3. “Ya no os llamo siervos...: a vosotros os llamo amigos”. Somos amigos de Jesús. El nos ha elegido para ser sus amigos. La iniciativa ha sido suya. Y nos ha elegido, no por nuestros méritos, sino porque nos ha mirado con mirada de misericordia, de bondad, de amor gratuito. Señor, qué maravilloso saberme amigo tuyo, elegido, seleccionado por ti, y sentirme desbordado por este don, y quedarme en silencio, escuchando y saboreando esta palabra tuya: “eres mi amigo”. Y sentir que se mete muy dentro de mí una inmensa paz, una confianza sin medida, un gozo que me desborda... Pero, a la vez, Señor, ¡qué estremecimiento! Tú, eligiéndome por amor, y yo, remoloneando en la entrega. Escucho: “Esto os mando: que os améis unos a otros”, ¿y cómo respondo?, ¿lo estoy viviendo?
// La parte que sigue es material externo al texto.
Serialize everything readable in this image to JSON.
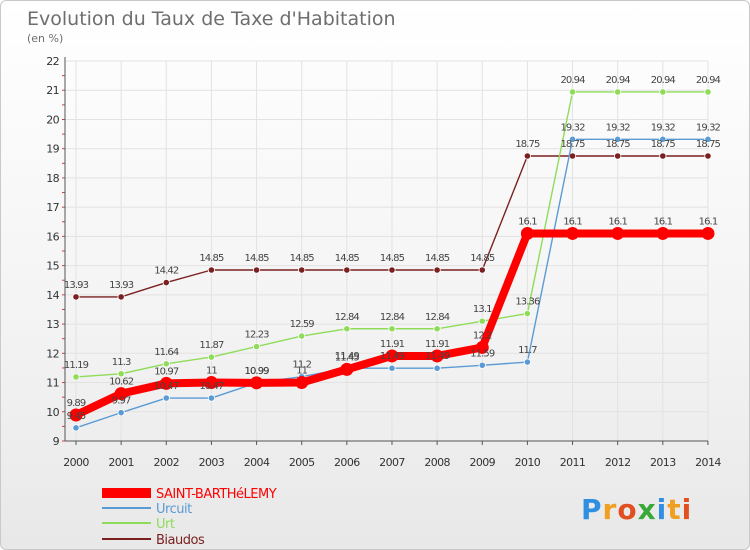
{
  "chart_data": {
    "type": "line",
    "title": "Evolution du Taux de Taxe d'Habitation",
    "subtitle": "(en %)",
    "xlabel": "",
    "ylabel": "",
    "ylim": [
      9,
      22
    ],
    "yticks": [
      "9",
      "10",
      "11",
      "12",
      "13",
      "14",
      "15",
      "16",
      "17",
      "18",
      "19",
      "20",
      "21",
      "22"
    ],
    "categories": [
      "2000",
      "2001",
      "2002",
      "2003",
      "2004",
      "2005",
      "2006",
      "2007",
      "2008",
      "2009",
      "2010",
      "2011",
      "2012",
      "2013",
      "2014"
    ],
    "grid": true,
    "legend_position": "bottom-left",
    "series": [
      {
        "name": "SAINT-BARTHéLEMY",
        "color": "#ff0000",
        "values": [
          9.89,
          10.62,
          10.97,
          11,
          10.99,
          11,
          11.45,
          11.91,
          11.91,
          12.2,
          16.1,
          16.1,
          16.1,
          16.1,
          16.1
        ],
        "labels": [
          "9.89",
          "10.62",
          "10.97",
          "11",
          "10.99",
          "11",
          "11.45",
          "11.91",
          "11.91",
          "12.2",
          "16.1",
          "16.1",
          "16.1",
          "16.1",
          "16.1"
        ]
      },
      {
        "name": "Urcuit",
        "color": "#5b9bd5",
        "values": [
          9.45,
          9.97,
          10.47,
          10.47,
          10.99,
          11.2,
          11.49,
          11.49,
          11.49,
          11.59,
          11.7,
          19.32,
          19.32,
          19.32,
          19.32
        ],
        "labels": [
          "9.45",
          "9.97",
          "10.47",
          "10.47",
          "10.99",
          "11.2",
          "11.49",
          "11.49",
          "11.49",
          "11.59",
          "11.7",
          "19.32",
          "19.32",
          "19.32",
          "19.32"
        ]
      },
      {
        "name": "Urt",
        "color": "#8fdc5a",
        "values": [
          11.19,
          11.3,
          11.64,
          11.87,
          12.23,
          12.59,
          12.84,
          12.84,
          12.84,
          13.1,
          13.36,
          20.94,
          20.94,
          20.94,
          20.94
        ],
        "labels": [
          "11.19",
          "11.3",
          "11.64",
          "11.87",
          "12.23",
          "12.59",
          "12.84",
          "12.84",
          "12.84",
          "13.1",
          "13.36",
          "20.94",
          "20.94",
          "20.94",
          "20.94"
        ]
      },
      {
        "name": "Biaudos",
        "color": "#7a2020",
        "values": [
          13.93,
          13.93,
          14.42,
          14.85,
          14.85,
          14.85,
          14.85,
          14.85,
          14.85,
          14.85,
          18.75,
          18.75,
          18.75,
          18.75,
          18.75
        ],
        "labels": [
          "13.93",
          "13.93",
          "14.42",
          "14.85",
          "14.85",
          "14.85",
          "14.85",
          "14.85",
          "14.85",
          "14.85",
          "18.75",
          "18.75",
          "18.75",
          "18.75",
          "18.75"
        ]
      }
    ]
  },
  "logo": {
    "text": "Proxiti",
    "letters": [
      {
        "ch": "P",
        "color": "#2f8fe0"
      },
      {
        "ch": "r",
        "color": "#f0a020"
      },
      {
        "ch": "o",
        "color": "#e05020"
      },
      {
        "ch": "x",
        "color": "#38a838"
      },
      {
        "ch": "i",
        "color": "#2f8fe0"
      },
      {
        "ch": "t",
        "color": "#f0a020"
      },
      {
        "ch": "i",
        "color": "#e05020"
      }
    ]
  }
}
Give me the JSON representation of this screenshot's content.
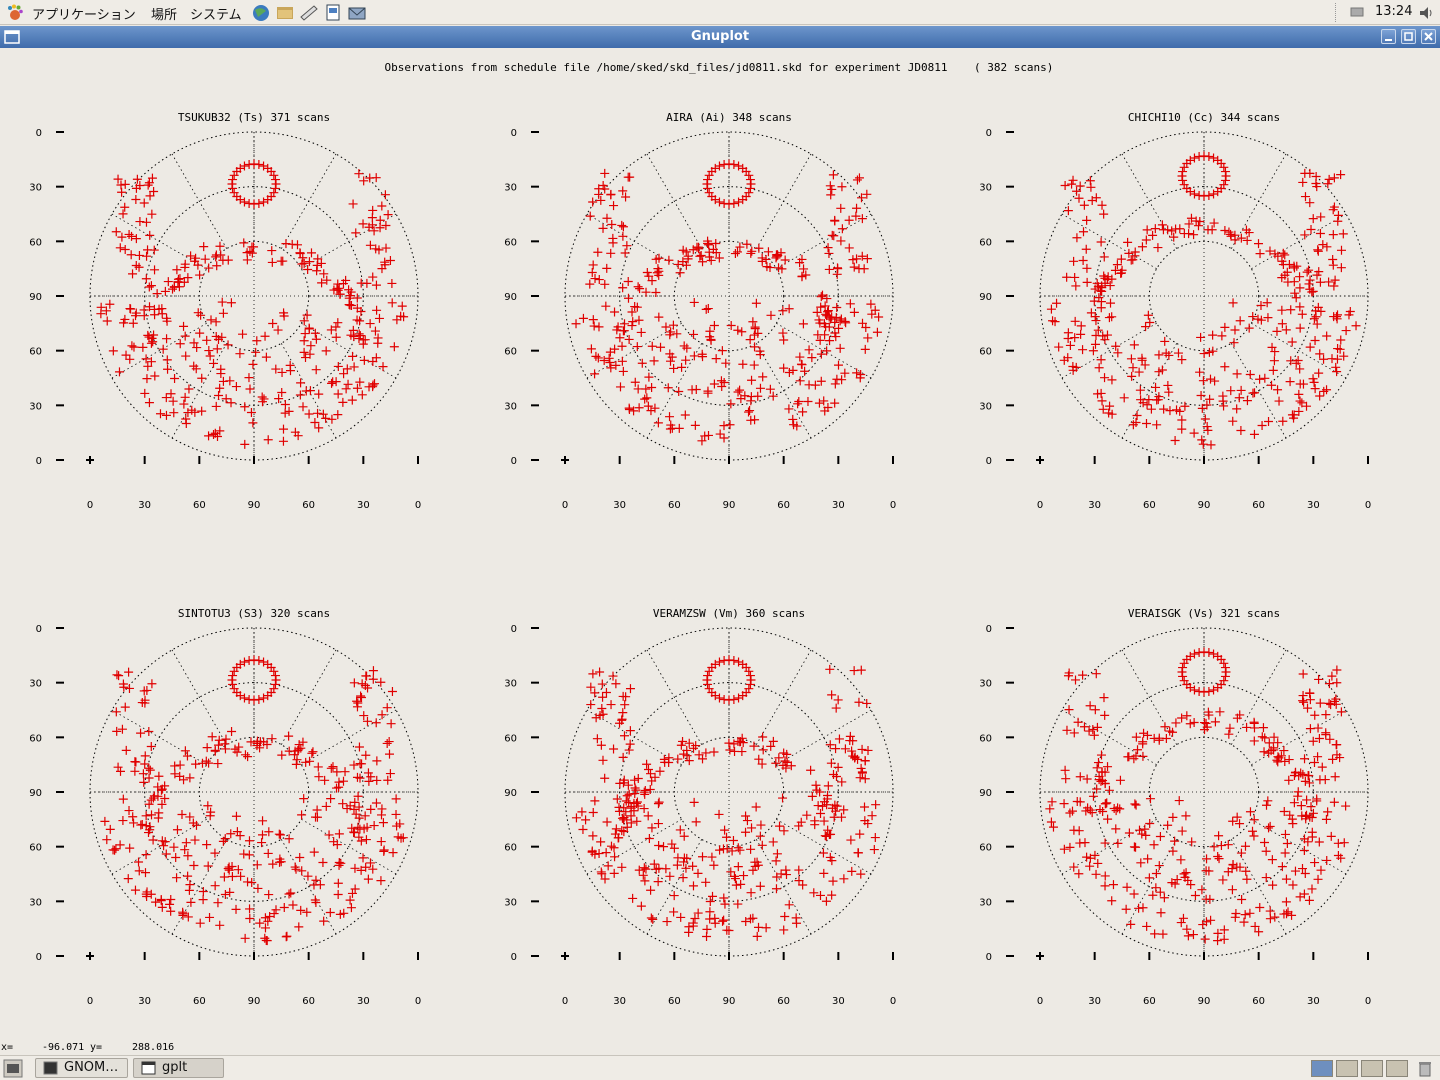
{
  "top_panel": {
    "menu_applications": "アプリケーション",
    "menu_places": "場所",
    "menu_system": "システム",
    "clock": "13:24"
  },
  "window": {
    "title": "Gnuplot"
  },
  "plot": {
    "header": "Observations from schedule file /home/sked/skd_files/jd0811.skd for experiment JD0811    ( 382 scans)",
    "y_ticks": [
      "0",
      "30",
      "60",
      "90",
      "60",
      "30",
      "0"
    ],
    "x_ticks": [
      "0",
      "30",
      "60",
      "90",
      "60",
      "30",
      "0"
    ],
    "marker_color": "#e00000"
  },
  "chart_data": [
    {
      "type": "scatter",
      "title": "TSUKUB32 (Ts)  371 scans",
      "xlim": [
        0,
        180
      ],
      "ylim": [
        0,
        180
      ]
    },
    {
      "type": "scatter",
      "title": "AIRA (Ai)  348 scans",
      "xlim": [
        0,
        180
      ],
      "ylim": [
        0,
        180
      ]
    },
    {
      "type": "scatter",
      "title": "CHICHI10 (Cc)  344 scans",
      "xlim": [
        0,
        180
      ],
      "ylim": [
        0,
        180
      ]
    },
    {
      "type": "scatter",
      "title": "SINTOTU3 (S3)  320 scans",
      "xlim": [
        0,
        180
      ],
      "ylim": [
        0,
        180
      ]
    },
    {
      "type": "scatter",
      "title": "VERAMZSW (Vm)  360 scans",
      "xlim": [
        0,
        180
      ],
      "ylim": [
        0,
        180
      ]
    },
    {
      "type": "scatter",
      "title": "VERAISGK (Vs)  321 scans",
      "xlim": [
        0,
        180
      ],
      "ylim": [
        0,
        180
      ]
    }
  ],
  "status": {
    "x_label": "x=",
    "x_value": "-96.071",
    "y_label": "y=",
    "y_value": "288.016"
  },
  "taskbar": {
    "tasks": [
      {
        "label": "GNOM…"
      },
      {
        "label": "gplt"
      }
    ]
  }
}
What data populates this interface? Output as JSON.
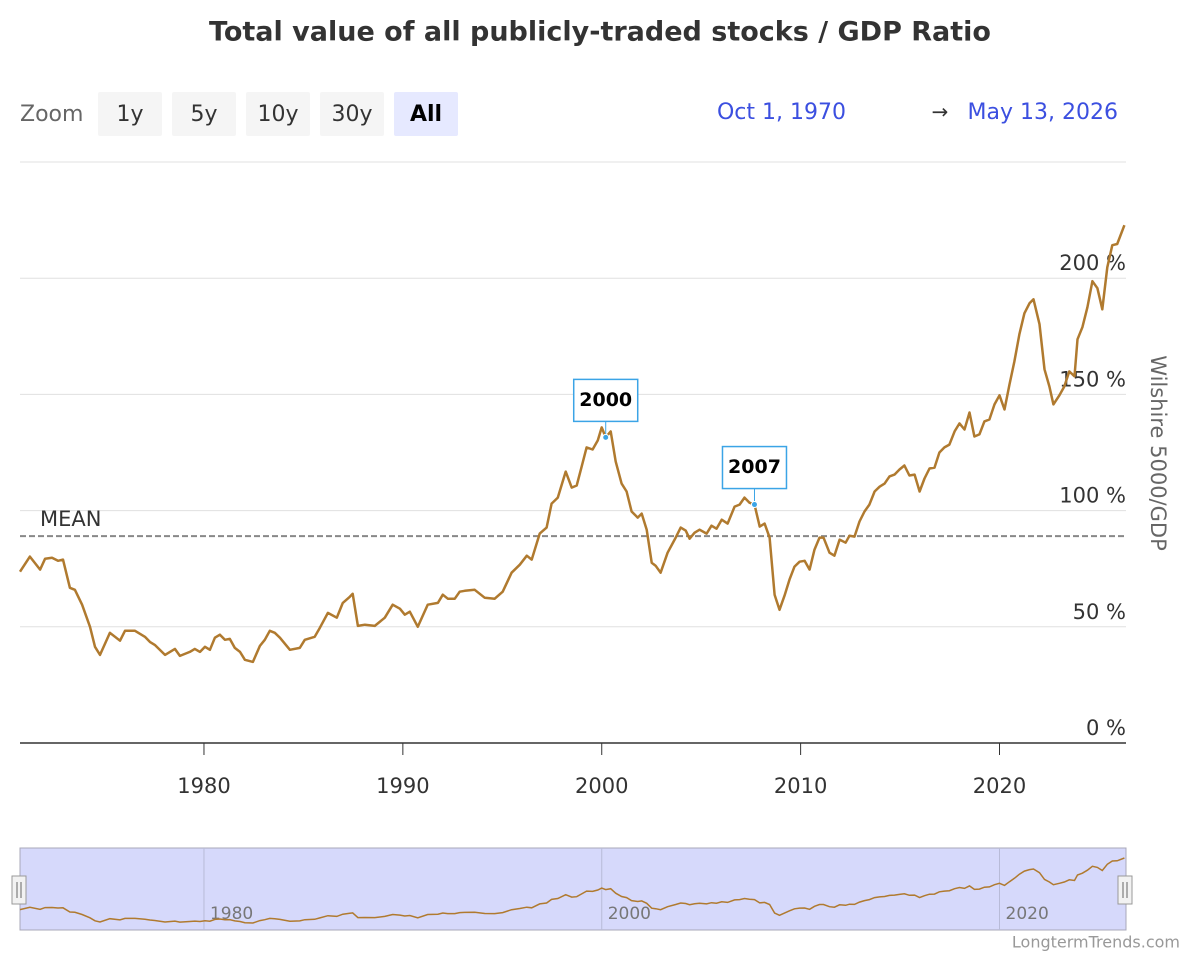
{
  "chart_data": {
    "type": "line",
    "title": "Total value of all publicly-traded stocks / GDP Ratio",
    "zoom": {
      "label": "Zoom",
      "buttons": [
        "1y",
        "5y",
        "10y",
        "30y",
        "All"
      ],
      "selected": 4
    },
    "range": {
      "from": "Oct 1, 1970",
      "arrow": "→",
      "to": "May 13, 2026"
    },
    "y_axis_label": "Wilshire 5000/GDP",
    "credit": "LongtermTrends.com",
    "color": "#b07a2f",
    "xlim": [
      1970.75,
      2026.36
    ],
    "xticks": [
      1980,
      1990,
      2000,
      2010,
      2020
    ],
    "ylim": [
      0,
      250
    ],
    "yticks": [
      {
        "value": 0,
        "label": "0 %"
      },
      {
        "value": 50,
        "label": "50 %"
      },
      {
        "value": 100,
        "label": "100 %"
      },
      {
        "value": 150,
        "label": "150 %"
      },
      {
        "value": 200,
        "label": "200 %"
      }
    ],
    "grid": true,
    "mean": {
      "label": "MEAN",
      "value": 89
    },
    "annotations": [
      {
        "label": "2000",
        "x": 2000.2,
        "y": 131.5
      },
      {
        "label": "2007",
        "x": 2007.68,
        "y": 102.6
      }
    ],
    "navigator": {
      "xticks": [
        1980,
        2000,
        2020
      ]
    },
    "x": [
      1970.75,
      1971.25,
      1971.76,
      1972.01,
      1972.36,
      1972.66,
      1972.91,
      1973.26,
      1973.51,
      1973.87,
      1974.27,
      1974.52,
      1974.77,
      1975.27,
      1975.78,
      1976.03,
      1976.53,
      1977.03,
      1977.28,
      1977.53,
      1978.04,
      1978.54,
      1978.79,
      1979.29,
      1979.54,
      1979.8,
      1980.05,
      1980.3,
      1980.55,
      1980.8,
      1981.05,
      1981.3,
      1981.55,
      1981.81,
      1982.06,
      1982.46,
      1982.81,
      1983.06,
      1983.31,
      1983.56,
      1983.82,
      1984.32,
      1984.82,
      1985.07,
      1985.57,
      1985.83,
      1986.23,
      1986.68,
      1986.98,
      1987.33,
      1987.48,
      1987.74,
      1988.09,
      1988.59,
      1989.09,
      1989.49,
      1989.85,
      1990.1,
      1990.35,
      1990.75,
      1991.25,
      1991.76,
      1992.01,
      1992.26,
      1992.61,
      1992.86,
      1993.11,
      1993.61,
      1994.12,
      1994.62,
      1995.02,
      1995.47,
      1995.88,
      1996.23,
      1996.48,
      1996.88,
      1997.23,
      1997.48,
      1997.79,
      1998.19,
      1998.49,
      1998.74,
      1998.99,
      1999.24,
      1999.54,
      1999.8,
      2000.0,
      2000.2,
      2000.45,
      2000.7,
      2001.0,
      2001.25,
      2001.5,
      2001.81,
      2002.01,
      2002.26,
      2002.51,
      2002.71,
      2002.96,
      2003.31,
      2003.72,
      2003.97,
      2004.22,
      2004.42,
      2004.67,
      2004.92,
      2005.27,
      2005.52,
      2005.77,
      2006.03,
      2006.33,
      2006.68,
      2006.93,
      2007.18,
      2007.43,
      2007.68,
      2007.94,
      2008.19,
      2008.44,
      2008.69,
      2008.94,
      2009.19,
      2009.44,
      2009.69,
      2009.95,
      2010.2,
      2010.45,
      2010.7,
      2010.95,
      2011.15,
      2011.45,
      2011.7,
      2011.96,
      2012.26,
      2012.46,
      2012.71,
      2012.96,
      2013.21,
      2013.46,
      2013.72,
      2013.97,
      2014.22,
      2014.47,
      2014.72,
      2014.97,
      2015.22,
      2015.47,
      2015.73,
      2015.98,
      2016.23,
      2016.48,
      2016.73,
      2016.98,
      2017.23,
      2017.48,
      2017.74,
      2017.99,
      2018.24,
      2018.49,
      2018.74,
      2018.99,
      2019.24,
      2019.49,
      2019.75,
      2020.0,
      2020.25,
      2020.5,
      2020.75,
      2021.0,
      2021.25,
      2021.51,
      2021.71,
      2022.01,
      2022.26,
      2022.51,
      2022.71,
      2023.01,
      2023.26,
      2023.51,
      2023.77,
      2023.92,
      2024.17,
      2024.42,
      2024.67,
      2024.92,
      2025.17,
      2025.42,
      2025.67,
      2025.92,
      2026.28
    ],
    "values": [
      73.7,
      80.2,
      74.6,
      79.3,
      79.7,
      78.4,
      78.9,
      66.8,
      65.9,
      59.5,
      50.0,
      41.4,
      37.9,
      47.4,
      44.0,
      48.3,
      48.3,
      45.7,
      43.5,
      42.2,
      37.9,
      40.5,
      37.5,
      39.2,
      40.5,
      39.2,
      41.4,
      40.1,
      45.3,
      46.6,
      44.4,
      44.8,
      40.9,
      39.2,
      35.8,
      34.9,
      41.8,
      44.4,
      48.3,
      47.4,
      45.3,
      40.1,
      40.9,
      44.4,
      45.7,
      49.6,
      56.0,
      53.9,
      60.3,
      62.9,
      64.2,
      50.4,
      50.9,
      50.4,
      53.9,
      59.5,
      57.8,
      55.2,
      56.5,
      50.0,
      59.5,
      60.3,
      63.8,
      62.1,
      62.1,
      65.1,
      65.5,
      65.9,
      62.5,
      62.1,
      65.1,
      73.3,
      76.7,
      80.6,
      78.9,
      90.1,
      92.7,
      103.0,
      105.6,
      116.8,
      109.9,
      110.8,
      119.0,
      127.2,
      126.3,
      130.2,
      135.8,
      131.5,
      134.1,
      121.1,
      111.6,
      108.2,
      99.6,
      97.0,
      98.7,
      91.8,
      77.6,
      76.3,
      73.3,
      81.9,
      88.4,
      92.7,
      91.4,
      87.9,
      90.5,
      91.8,
      90.1,
      93.5,
      92.2,
      96.1,
      94.4,
      101.7,
      102.6,
      105.6,
      103.4,
      102.6,
      93.1,
      94.4,
      88.4,
      63.8,
      57.3,
      63.4,
      70.3,
      75.9,
      78.0,
      78.4,
      74.6,
      83.2,
      88.4,
      88.4,
      81.9,
      80.6,
      87.5,
      86.2,
      89.2,
      88.8,
      95.3,
      99.6,
      102.6,
      108.2,
      110.3,
      111.6,
      114.7,
      115.5,
      117.7,
      119.4,
      115.1,
      115.5,
      108.2,
      113.8,
      118.1,
      118.5,
      125.0,
      127.2,
      128.4,
      134.1,
      137.5,
      134.9,
      142.2,
      131.9,
      132.8,
      138.4,
      139.2,
      145.7,
      149.6,
      143.5,
      154.3,
      164.2,
      175.9,
      184.9,
      189.2,
      190.9,
      180.2,
      160.8,
      153.4,
      145.7,
      149.6,
      153.4,
      159.9,
      157.8,
      173.7,
      178.9,
      187.5,
      198.7,
      195.7,
      186.6,
      204.7,
      214.2,
      214.7,
      222.8
    ]
  }
}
Santa Teresa de Ávila dice que habría que salir dando voces “para decir cuán fiel sois a vuestros amigos." Tú, Señor, sí, ¡cuán fiel para conmigo!, pero yo, ¡cuán “in-fiel” para contigo! Perdóname, Señor, cambia mi corazón.
A la luz de esta Palabra y estas reflexiones, pregúntate qué te pide el Señor... Háblale como a un amigo. Pídele perdón, dale gracias. … Escucha en tu corazón qué te dice el Señor. Pide que te ayude para poder llevar a la práctica los deseos que han surgido en tu corazón.